La situation des assiégés semble extrêmement compromise. Certains d’entre eux tentent d’audacieuses sorties, tandis que d’autres essaient, mais en vain, de s’enfuir à bord d’ambulances de la Croix-Rouge.
A Beyrouth, dans l’entre-temps, le gouvernement s’inquiète des vives tensions ressenties dans d’autres camps de réfugiés palestiniens, particulièrement à Aïn el-Hilwé, dans la région sud, dans le périmètre de la ville de Sidon.

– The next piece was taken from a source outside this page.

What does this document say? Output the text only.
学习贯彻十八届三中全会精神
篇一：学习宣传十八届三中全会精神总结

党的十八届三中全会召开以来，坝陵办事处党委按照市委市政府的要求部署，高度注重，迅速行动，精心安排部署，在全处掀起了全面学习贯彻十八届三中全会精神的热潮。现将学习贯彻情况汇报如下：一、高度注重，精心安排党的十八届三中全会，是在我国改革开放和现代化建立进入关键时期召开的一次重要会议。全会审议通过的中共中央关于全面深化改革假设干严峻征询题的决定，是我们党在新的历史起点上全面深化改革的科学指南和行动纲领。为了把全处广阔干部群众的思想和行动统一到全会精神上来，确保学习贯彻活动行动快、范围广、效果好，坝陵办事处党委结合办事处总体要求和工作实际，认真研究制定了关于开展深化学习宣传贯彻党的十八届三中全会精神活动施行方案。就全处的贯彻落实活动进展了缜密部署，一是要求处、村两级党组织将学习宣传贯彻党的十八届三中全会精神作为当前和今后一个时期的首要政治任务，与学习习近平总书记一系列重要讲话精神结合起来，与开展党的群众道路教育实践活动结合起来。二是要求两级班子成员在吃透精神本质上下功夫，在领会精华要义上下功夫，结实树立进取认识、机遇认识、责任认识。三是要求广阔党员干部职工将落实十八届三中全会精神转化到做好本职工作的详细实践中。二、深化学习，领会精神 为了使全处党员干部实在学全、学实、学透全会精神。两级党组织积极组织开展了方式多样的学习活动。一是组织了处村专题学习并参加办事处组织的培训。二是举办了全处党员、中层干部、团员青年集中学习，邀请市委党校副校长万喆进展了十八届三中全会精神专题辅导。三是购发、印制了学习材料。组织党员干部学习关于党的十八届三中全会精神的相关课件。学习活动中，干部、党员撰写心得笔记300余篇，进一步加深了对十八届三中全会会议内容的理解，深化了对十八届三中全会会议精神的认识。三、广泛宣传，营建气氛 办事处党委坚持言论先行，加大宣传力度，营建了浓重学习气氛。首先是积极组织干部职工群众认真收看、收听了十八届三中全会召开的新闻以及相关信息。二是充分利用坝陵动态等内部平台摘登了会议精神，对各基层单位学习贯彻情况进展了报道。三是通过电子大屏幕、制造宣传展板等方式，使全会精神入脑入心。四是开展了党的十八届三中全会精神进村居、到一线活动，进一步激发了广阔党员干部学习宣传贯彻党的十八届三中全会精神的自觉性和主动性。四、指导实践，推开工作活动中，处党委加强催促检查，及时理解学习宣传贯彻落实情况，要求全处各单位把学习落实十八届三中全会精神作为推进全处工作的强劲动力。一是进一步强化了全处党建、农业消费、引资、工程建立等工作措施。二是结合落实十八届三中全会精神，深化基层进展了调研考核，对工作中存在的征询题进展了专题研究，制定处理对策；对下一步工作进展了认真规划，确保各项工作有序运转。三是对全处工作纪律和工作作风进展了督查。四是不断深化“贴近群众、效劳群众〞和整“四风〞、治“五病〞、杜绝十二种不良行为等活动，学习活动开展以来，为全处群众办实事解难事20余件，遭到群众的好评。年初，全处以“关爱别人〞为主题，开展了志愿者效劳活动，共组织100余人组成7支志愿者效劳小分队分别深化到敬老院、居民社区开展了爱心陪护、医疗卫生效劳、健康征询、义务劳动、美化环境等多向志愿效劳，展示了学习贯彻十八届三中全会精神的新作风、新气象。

Le gouvernement a également alerté la Ligue arabe et l’ONU au sujet d’infiltrations massives de miliciens et de matériel militaire au travers de notre frontière avec la Syrie. Ces combattants et leurs cargaisons se dirigent vers la plaine de la Bekaa, où ils se joignent aux milices du FPLP Commandement Général d’Ahmed Jibril et au Fatah-Intifada, qui sont deux organisations supplémentaires téléguidées par Damas.
Le gouvernement et l’armée soupçonnent une tentative de déstabilisation généralisée de la part des Syriens, qui viserait à étendre les combats de Nahr el-Bared à d’autres régions du territoire. Cela explique la volonté affichée par l’état-major « d’en finir rapidement avec le problème posé par le Fatah el-Islam », afin, à la fois, de libérer les troupes d’élite pour les rendre disponibles sur d’autres fronts et de faire étalage de l’efficacité de nos forces armées.
Suite aux messages émanant du Sérail, la Commission de surveillance des frontières de l’ONU a effectué deux descentes surprises, en l’espace de 48 heures, en divers points de la frontière syrienne. Les inspecteurs ont eu tout le loisir de photographier des franchissements illégaux, de même que des opérations de contrebande d’armes en direction de camps du FPLP et du Fatah-Intifada, situés à proximité, en territoire libanais. L’ONU envisagerait de placer des caméras automatiques aux points névralgiques afin de documenter les infractions en provenance de Syrie.
Sur le théâtre politique, la majorité gouvernementale fait bloc derrière l’armée. Le général Michel Aoun, dans l’opposition, l’a également assurée de son soutien, de même que le leader druze, Walid Joumblatt, qui, de plus, a fustigé les propos génocidaires contre Israël, prononcés avant-hier par le président iranien Ahmadinejad. Ce dernier avait précédemment déclaré à Aljeezira que le compte à rebours pour la destruction de « l’entité sioniste » avait débuté et qu’elle se produirait à partir du Liban. Joumblatt estime que ces propos sont délirants et que le Liban a déjà rempli plus que sa part dans la guerre arabe contre Israël.
Au Hezbollah, dans l’autre courant chiite Amal de Nabih Berri, et à la présidence, tous des alliés de la Syrie, on fait, pour l’instant, profil bas, en mettant en avant la nécessité de trouver une issue pacifique aux combats. Dans ces milieux, on dénonce également les Etats-Unis, qui soutiennent logistiquement notre armée, les accusant de vouloir mettre la main sur toutes les richesses arabes.
Bref, dans ce pays connu pour ses alliances fluctuantes, dont l’avenir est hypothéqué par la présence massive de forces armées supplétives de notre ennemi syrien, chaque point de conflit, même limité géographiquement au départ, risque, en permanence, de s’étendre au reste du pays. Avec, en face, deux inconnues : l’attitude des 15 000 hommes de la FINUL en cas de conflit avec les prosyriens, et la capacité, à terme, pour l’instant prometteuse, de l’armée libanaise de participer au maintien de notre liberté et de notre indépendance.